USD–ATL agreed that better acquisition planning, discipline, and oversight are required for interagency acquisition and noted that since the conclusion of the audit that DoD and GSA have been developing a “concrete action plan” addressing areas of concern identified in the audit.

The director of defense procurement and acquisition policy said however that the USD–ATL only partially agreed that a contracting officer should determine whether it is in the best interest of DoD to use interagency support, though the director felt that a threshold needed to be established to preclude all purchases being reviewed by contracting officers.

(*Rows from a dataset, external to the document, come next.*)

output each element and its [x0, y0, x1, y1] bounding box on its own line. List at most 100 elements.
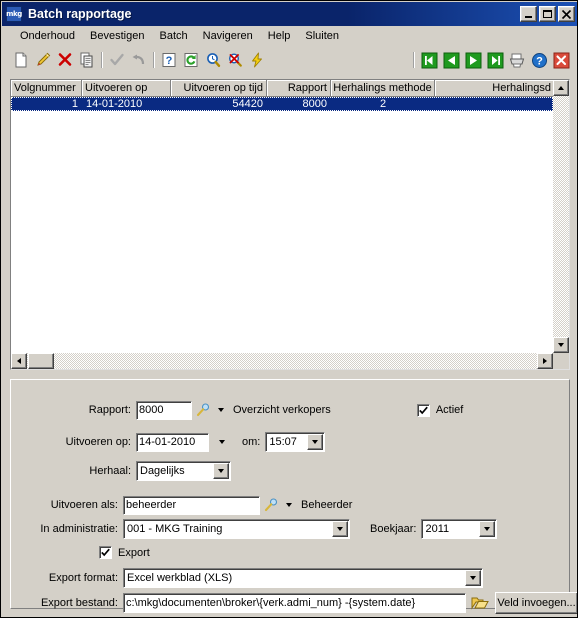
maximize-icon — [540, 7, 555, 21]
nav-last-icon[interactable] — [484, 49, 506, 71]
rapport-dropdown-button[interactable] — [214, 404, 227, 417]
herhaal-combo[interactable]: Dagelijks — [136, 461, 231, 481]
grid-column-herhalings-methode[interactable]: Herhalings methode — [331, 80, 435, 97]
menu-item-onderhoud[interactable]: Onderhoud — [13, 28, 83, 44]
edit-pencil-icon[interactable] — [32, 49, 54, 71]
menu-item-help[interactable]: Help — [261, 28, 299, 44]
lightning-icon[interactable] — [246, 49, 268, 71]
nav-next-icon[interactable] — [462, 49, 484, 71]
nav-first-icon[interactable] — [418, 49, 440, 71]
scroll-down-button[interactable] — [553, 337, 569, 353]
form-row-administratie: In administratie: 001 - MKG Training Boe… — [11, 519, 498, 539]
herhaal-dropdown-button[interactable] — [213, 463, 229, 479]
rapport-description: Overzicht verkopers — [233, 404, 331, 416]
boekjaar-dropdown-button[interactable] — [479, 521, 496, 537]
horizontal-scrollbar[interactable] — [11, 353, 553, 369]
export-bestand-input[interactable]: c:\mkg\documenten\broker\{verk.admi_num}… — [123, 593, 466, 613]
label-uitvoeren-op: Uitvoeren op: — [65, 436, 131, 448]
new-document-icon[interactable] — [10, 49, 32, 71]
hscroll-thumb[interactable] — [28, 353, 54, 369]
toolbar-separator — [101, 52, 103, 68]
batch-list-grid[interactable]: Volgnummer Uitvoeren op Uitvoeren op tij… — [10, 79, 570, 370]
menu-item-bevestigen[interactable]: Bevestigen — [83, 28, 152, 44]
boekjaar-combo[interactable]: 2011 — [421, 519, 498, 539]
copy-icon[interactable] — [76, 49, 98, 71]
help-icon[interactable]: ? — [528, 49, 550, 71]
grid-column-rapport[interactable]: Rapport — [267, 80, 331, 97]
refresh-icon[interactable] — [180, 49, 202, 71]
rapport-lookup-button[interactable] — [192, 400, 214, 420]
uitvoeren-op-date-input[interactable]: 14-01-2010 — [136, 432, 209, 452]
chevron-down-icon — [337, 527, 343, 531]
form-row-export-check: Export — [11, 546, 150, 559]
export-format-combo[interactable]: Excel werkblad (XLS) — [123, 568, 483, 588]
scroll-right-button[interactable] — [537, 353, 553, 369]
uitvoeren-op-dropdown-button[interactable] — [215, 436, 228, 449]
form-row-export-format: Export format: Excel werkblad (XLS) — [11, 568, 483, 588]
label-boekjaar: Boekjaar: — [370, 523, 417, 535]
rapport-input[interactable]: 8000 — [136, 400, 192, 420]
menu-item-sluiten[interactable]: Sluiten — [298, 28, 347, 44]
uitvoeren-als-lookup-button[interactable] — [260, 495, 282, 515]
grid-column-uitvoeren-op[interactable]: Uitvoeren op — [82, 80, 171, 97]
grid-column-herhalingsd[interactable]: Herhalingsd — [435, 80, 555, 97]
in-administratie-value: 001 - MKG Training — [127, 523, 223, 535]
chevron-down-icon — [218, 469, 224, 473]
actief-label: Actief — [435, 404, 464, 416]
svg-text:?: ? — [536, 55, 543, 67]
veld-invoegen-button[interactable]: Veld invoegen... — [495, 592, 577, 614]
om-time-combo[interactable]: 15:07 — [265, 432, 326, 452]
menu-item-batch[interactable]: Batch — [152, 28, 195, 44]
chevron-down-icon — [218, 440, 225, 444]
delete-x-icon[interactable] — [54, 49, 76, 71]
arrow-right-icon — [543, 358, 547, 364]
chevron-down-icon — [217, 408, 224, 412]
export-checkbox-box[interactable] — [99, 546, 112, 559]
form-row-rapport: Rapport: 8000 Overzicht verkopers Actief — [11, 400, 563, 420]
uitvoeren-als-dropdown-button[interactable] — [282, 499, 295, 512]
close-window-icon[interactable] — [550, 49, 572, 71]
actief-checkbox[interactable]: Actief — [416, 403, 464, 417]
label-om: om: — [242, 436, 261, 448]
hscroll-track[interactable] — [27, 353, 537, 369]
uitvoeren-als-input[interactable]: beheerder — [123, 495, 260, 515]
scroll-left-button[interactable] — [11, 353, 27, 369]
in-administratie-dropdown-button[interactable] — [332, 521, 348, 537]
title-bar[interactable]: mkg Batch rapportage — [2, 2, 577, 26]
export-format-dropdown-button[interactable] — [465, 570, 481, 586]
vertical-scrollbar[interactable] — [553, 80, 569, 353]
grid-column-volgnummer[interactable]: Volgnummer — [11, 80, 82, 97]
batch-rapportage-window: mkg Batch rapportage Onderhoud Bevestige… — [0, 0, 578, 618]
checkmark-icon — [101, 548, 110, 557]
export-checkbox[interactable]: Export — [99, 546, 150, 559]
actief-checkbox-box[interactable] — [416, 403, 430, 417]
toolbar-left-group: ? — [2, 49, 268, 71]
label-export-bestand: Export bestand: — [40, 597, 118, 609]
form-row-uitvoeren-op: Uitvoeren op: 14-01-2010 om: 15:07 — [11, 432, 326, 452]
om-time-dropdown-button[interactable] — [307, 434, 324, 450]
maximize-button[interactable] — [539, 6, 556, 22]
chevron-down-icon — [470, 576, 476, 580]
cancel-search-icon[interactable] — [224, 49, 246, 71]
nav-previous-icon[interactable] — [440, 49, 462, 71]
toolbar-right-group: ? — [410, 49, 577, 71]
svg-text:?: ? — [166, 55, 173, 67]
scroll-up-button[interactable] — [553, 80, 569, 96]
in-administratie-combo[interactable]: 001 - MKG Training — [123, 519, 350, 539]
export-bestand-browse-button[interactable] — [469, 593, 491, 613]
help-question-icon[interactable]: ? — [158, 49, 180, 71]
export-format-value: Excel werkblad (XLS) — [127, 572, 233, 584]
vscroll-track[interactable] — [553, 96, 569, 337]
table-row[interactable]: 1 14-01-2010 54420 8000 2 — [11, 97, 553, 111]
cell-herhalings-methode: 2 — [379, 98, 387, 110]
print-icon[interactable] — [506, 49, 528, 71]
search-clock-icon[interactable] — [202, 49, 224, 71]
menu-item-navigeren[interactable]: Navigeren — [196, 28, 261, 44]
scrollbar-corner — [553, 353, 569, 369]
minimize-button[interactable] — [520, 6, 537, 22]
label-herhaal: Herhaal: — [89, 465, 131, 477]
close-button[interactable] — [558, 6, 575, 22]
om-time-value: 15:07 — [269, 436, 297, 448]
grid-column-uitvoeren-op-tijd[interactable]: Uitvoeren op tijd — [171, 80, 267, 97]
cell-volgnummer: 1 — [71, 98, 78, 110]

The director concurred with recommendations to develop an acquisition and contracting training course, establish contract administration policy for purchasing through non–DoD agencies, establish an agreement with GSA for contract administration and surveillance, as well as make use of a “past performance information retrieval system.”

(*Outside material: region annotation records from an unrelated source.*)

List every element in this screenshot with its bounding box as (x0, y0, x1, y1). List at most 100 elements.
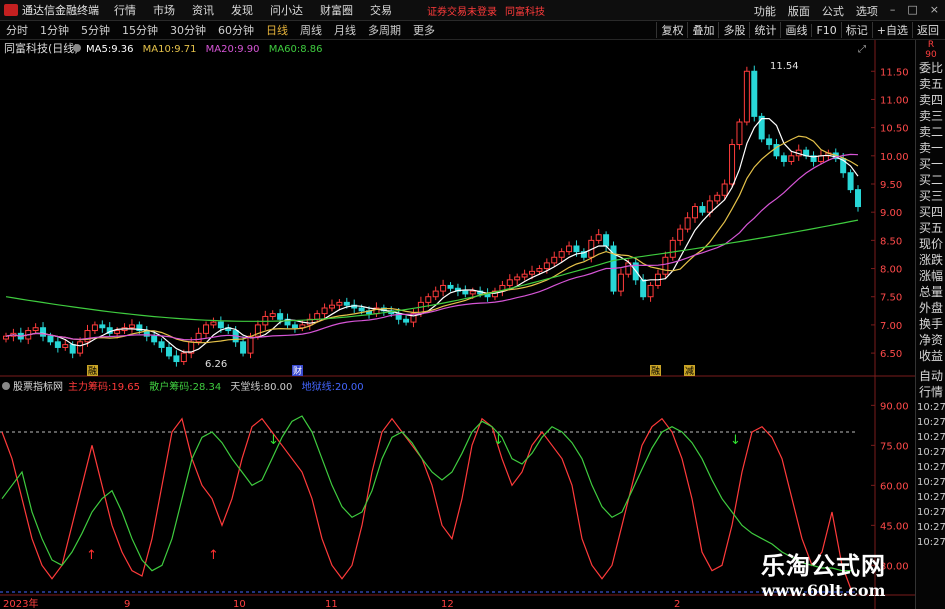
period-fenshi[interactable]: 分时 (6, 22, 28, 38)
event-marker-jian-label: 减 (685, 365, 694, 377)
high-price-label: 11.54 (770, 61, 799, 72)
menu-faxian[interactable]: 发现 (231, 2, 253, 18)
tool-huaxian[interactable]: 画线 (780, 22, 811, 38)
menu-caifuquan[interactable]: 财富圈 (320, 2, 353, 18)
candle-body (3, 335, 9, 340)
minimize-icon[interactable]: – (890, 3, 896, 19)
candle-body (847, 172, 854, 191)
price-tick-label: 11.00 (880, 95, 909, 106)
candle-body (855, 189, 861, 208)
menu-hangqing[interactable]: 行情 (114, 2, 136, 18)
candle-body (647, 284, 654, 298)
period-weekly[interactable]: 周线 (300, 22, 322, 38)
menu-jiaoyi[interactable]: 交易 (370, 2, 392, 18)
period-30min[interactable]: 30分钟 (170, 22, 206, 38)
indicator-tick-label: 60.00 (880, 481, 909, 492)
tool-tongji[interactable]: 统计 (749, 22, 780, 38)
candle-body (128, 324, 135, 329)
menu-gongneng[interactable]: 功能 (754, 3, 776, 19)
x-tick-11: 11 (325, 599, 338, 609)
price-tick-label: 11.50 (880, 67, 909, 78)
candle-body (514, 276, 521, 281)
indicator-y-axis: 90.0075.0060.0045.0030.00 (871, 401, 909, 572)
candle-body (758, 115, 765, 140)
x-tick-2023: 2023年 (3, 597, 38, 609)
period-daily[interactable]: 日线 (266, 22, 288, 38)
ind-hell-value: 20.00 (335, 382, 364, 393)
candle-body (210, 321, 217, 326)
period-more[interactable]: 更多 (413, 22, 435, 38)
candle-body (721, 183, 728, 196)
candle-body (573, 245, 580, 253)
candle-body (440, 284, 447, 292)
tick-time: 10:27 (917, 492, 945, 503)
candle-body (669, 239, 676, 258)
menu-zixun[interactable]: 资讯 (192, 2, 214, 18)
ma10-label: MA10: (143, 44, 175, 55)
candle-body (358, 307, 365, 312)
candle-body (314, 313, 321, 320)
menu-xuanxiang[interactable]: 选项 (856, 3, 878, 19)
ma60-label: MA60: (269, 44, 301, 55)
period-5min[interactable]: 5分钟 (81, 22, 110, 38)
expand-icon[interactable]: ⤢ (858, 44, 866, 55)
candle-body (551, 256, 558, 264)
menu-gongshi[interactable]: 公式 (822, 3, 844, 19)
tool-zixuan[interactable]: +自选 (871, 22, 912, 38)
x-tick-12: 12 (441, 599, 454, 609)
ma5-label: MA5: (86, 44, 111, 55)
event-marker-rong2-label: 融 (651, 366, 660, 377)
close-icon[interactable]: × (930, 3, 939, 19)
candle-body (743, 70, 750, 123)
tool-fuquan[interactable]: 复权 (656, 22, 687, 38)
ind-main-label: 主力筹码: (68, 380, 111, 393)
tool-f10[interactable]: F10 (811, 23, 840, 37)
candle-body (447, 284, 454, 289)
quote-label: 卖三 (918, 109, 943, 123)
tick-time: 10:27 (917, 417, 945, 428)
period-60min[interactable]: 60分钟 (218, 22, 254, 38)
candle-body (247, 335, 254, 354)
ma20-value: 9.90 (237, 44, 259, 55)
candle-body (736, 121, 743, 146)
price-tick-label: 9.50 (880, 180, 902, 191)
candle-body (240, 341, 247, 354)
candle-body (32, 327, 39, 332)
indicator-tick-label: 90.00 (880, 401, 909, 412)
candle-body (706, 200, 713, 213)
settings-dot-icon[interactable] (73, 44, 81, 52)
low-price-label: 6.26 (205, 359, 227, 370)
tool-biaoji[interactable]: 标记 (840, 22, 872, 38)
tick-time: 10:27 (917, 507, 945, 518)
candle-body (173, 355, 180, 363)
quote-label: 净资 (918, 333, 943, 347)
app-logo-icon (4, 4, 18, 16)
period-1min[interactable]: 1分钟 (40, 22, 69, 38)
candle-body (217, 321, 224, 329)
quote-auto[interactable]: 自动 (916, 368, 945, 384)
tool-diejia[interactable]: 叠加 (687, 22, 718, 38)
candle-body (403, 318, 410, 323)
quote-hangqing[interactable]: 行情 (916, 384, 945, 400)
candle-body (617, 273, 624, 292)
tool-fanhui[interactable]: 返回 (912, 22, 943, 38)
app-name: 通达信金融终端 (22, 4, 99, 17)
chart-toolbar: 复权 叠加 多股 统计 画线 F10 标记 +自选 返回 (656, 22, 943, 38)
price-tick-label: 8.00 (880, 265, 902, 276)
tool-duogu[interactable]: 多股 (718, 22, 749, 38)
broker-login-status[interactable]: 证券交易未登录 (427, 3, 497, 18)
menu-banmian[interactable]: 版面 (788, 3, 810, 19)
period-monthly[interactable]: 月线 (334, 22, 356, 38)
menu-shichang[interactable]: 市场 (153, 2, 175, 18)
candle-body (699, 206, 706, 213)
quote-top-90: 90 (925, 50, 937, 60)
indicator-settings-icon[interactable] (2, 382, 10, 390)
period-15min[interactable]: 15分钟 (122, 22, 158, 38)
menu-wenxiaoda[interactable]: 问小达 (270, 2, 303, 18)
chart-area[interactable]: 同富科技(日线) MA5:9.36 MA10:9.71 MA20:9.90 MA… (0, 40, 915, 609)
price-tick-label: 10.50 (880, 124, 909, 135)
candle-body (751, 70, 758, 117)
period-multi[interactable]: 多周期 (368, 22, 401, 38)
maximize-icon[interactable]: □ (907, 3, 917, 19)
indicator-tick-label: 75.00 (880, 441, 909, 452)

However, GSA objected to some of the audit’s findings, and argued that the wording should reflect that DoD officials were responsible for the acquisition errors and mismanagement and reflect that the Defense IG found instances where GSA questioned its own compliance with fiscal law and the FAR.

Further, the GSA commissioner stated that “GSA used funds in a manner consistent with the FAR but inconsistent with the DoD guidance as it now appears to be evolving,” according to the audit.

The GSA IG insisted that interagency agreements and quality assurance surveillance plans were prepared in accordance with the FAR, and while the Defense IG said GSA has made progress improving its operation, that GSA was not blameless for the flawed acquisitions.

The Defense IG also stated that representatives of the USD–ATL and GSA acquisition executives have developed a draft corrective action plan that should bring GSA–assisted acquisitions into alignment with statutory and DoD regulatory guidance.